Он звонил явно не жене, с женой не так разговаривают. А ведь обручальное кольцо у него имеется, и на правой руке…Он выключает телефон, и у него обиженное, обиженное лицо…

А мальчик звонит девочке, конечно.

— Привет! Что ты делаешь? А днём  — что делала? Нет, сегодня не приеду. Я с работы звоню. Почему шум? А, это… Прибор включили. Мне самому жалко, но такая работа! Напарник заболел, попросили подменить. Нет, завтра тоже работаю. График же не никто не станет перекраивать из-за подмены.

Мне стало очень весело. Это же чистая оперетта, сцена вранья!

Старший снова включил телефон:

— Будем на месте в девять пятнадцать. Машина будет? Едем, как договаривались? И стол, и девочки? А где ночевать? Обязательно, нам утром на работу.

И младший набирает следующий номер.

— Мамуль, это я. Ты не волнуйся, я с работы звоню. Попросили подменить парня. И завтра буду работать, да я правду говорю!
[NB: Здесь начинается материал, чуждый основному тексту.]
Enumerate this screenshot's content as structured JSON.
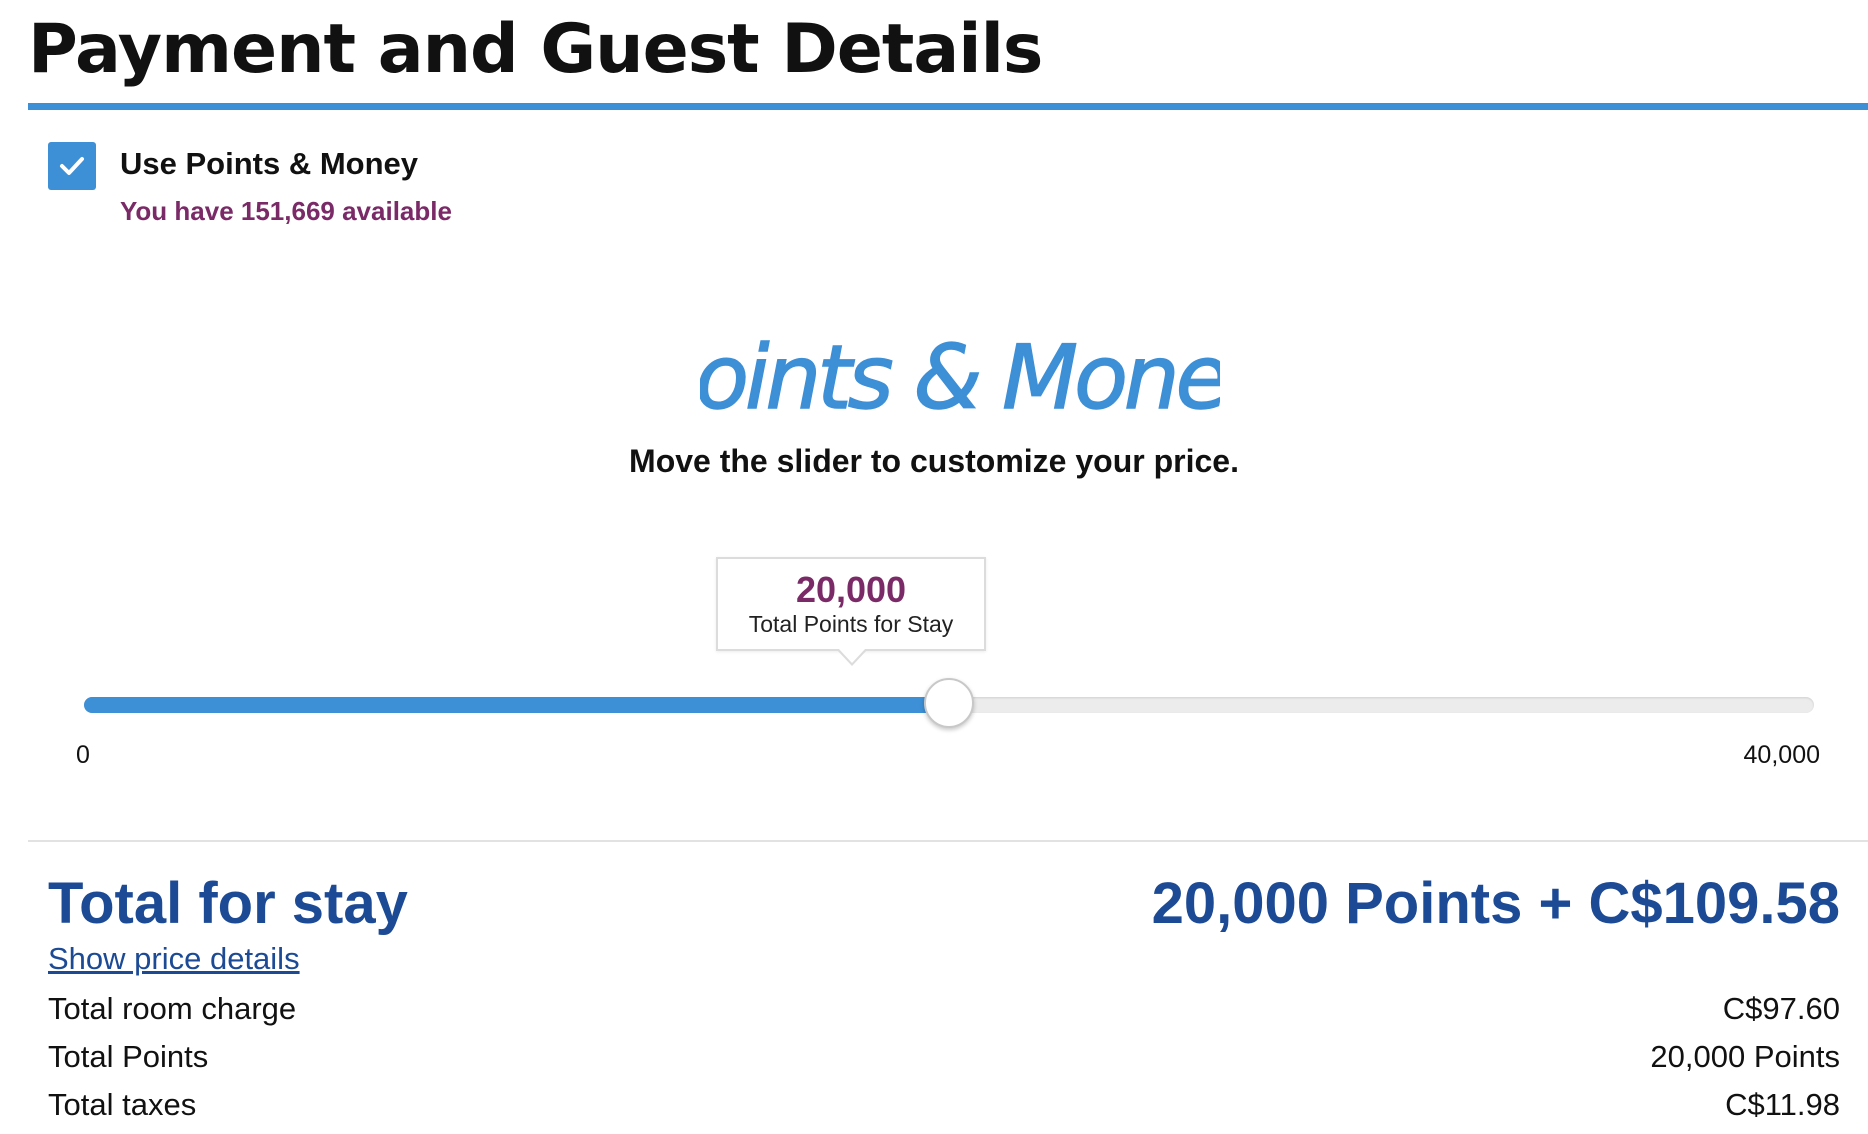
{
  "header": {
    "title": "Payment and Guest Details"
  },
  "points_option": {
    "checked": true,
    "label": "Use Points & Money",
    "available_text": "You have 151,669 available"
  },
  "logo": {
    "text": "Points & Money",
    "color": "#3d8fd6"
  },
  "instruction": "Move the slider to customize your price.",
  "slider": {
    "min": 0,
    "max": 40000,
    "value": 20000,
    "min_label": "0",
    "max_label": "40,000",
    "tooltip_value": "20,000",
    "tooltip_label": "Total Points for Stay"
  },
  "summary": {
    "heading": "Total for stay",
    "total": "20,000 Points + C$109.58",
    "details_link": "Show price details",
    "rows": [
      {
        "label": "Total room charge",
        "value": "C$97.60"
      },
      {
        "label": "Total Points",
        "value": "20,000 Points"
      },
      {
        "label": "Total taxes",
        "value": "C$11.98"
      }
    ]
  },
  "colors": {
    "accent": "#3d8fd6",
    "points_purple": "#7a2a66",
    "total_navy": "#1c4a94"
  }
}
Он поднимает на меня серьёзные серые глаза. Видит мои, смеющиеся, и не может сдержать улыбку.

— Почему вы смеётесь?

— «Летучая мышь», сцена вранья.

— Это я маме, чтобы она не волновалась, она всегда за меня волнуется.

— Моя тоже волновалась, но я ей говорила — я не знаю, когда вернусь.

— И я так говорю, но она всё равно волнуется.

Больше ему некому было звонить. А старший звонил, что-то уточнял, и лицо у него было довольное.

И тут в вагоне появились контролёры. Половина вагона, и мои соседи в том числе, все молодые, стремительно вскочила с мест и бросилась в другой вагон.

Меня просто восхищает, как народ приспосабливается к нашей непростой жизни. Как шарик со свинцовой нашлёпкой, как ни поверни — ляжет, чтобы удобно было.

Какие бы заборы ни ставили, какие бы дыры не заваривали…

Сейчас они пробегут два-три вагона, а на ближайшей станции опять же бегом вернутся в вагон, который уже прошли контролёры. Я не раз видела этот весёлый марафон!

Контролёры прошли, и мои соседи, дыша, как после стометровки, плюхаются на скамейку напротив меня. У мальчишки отчаянные глаза…

— Не бойся, они не вернутся, они никогда не возвращаются. А ты-то почему без билета? Ты же можешь по студенческому — на месяц, на пол года.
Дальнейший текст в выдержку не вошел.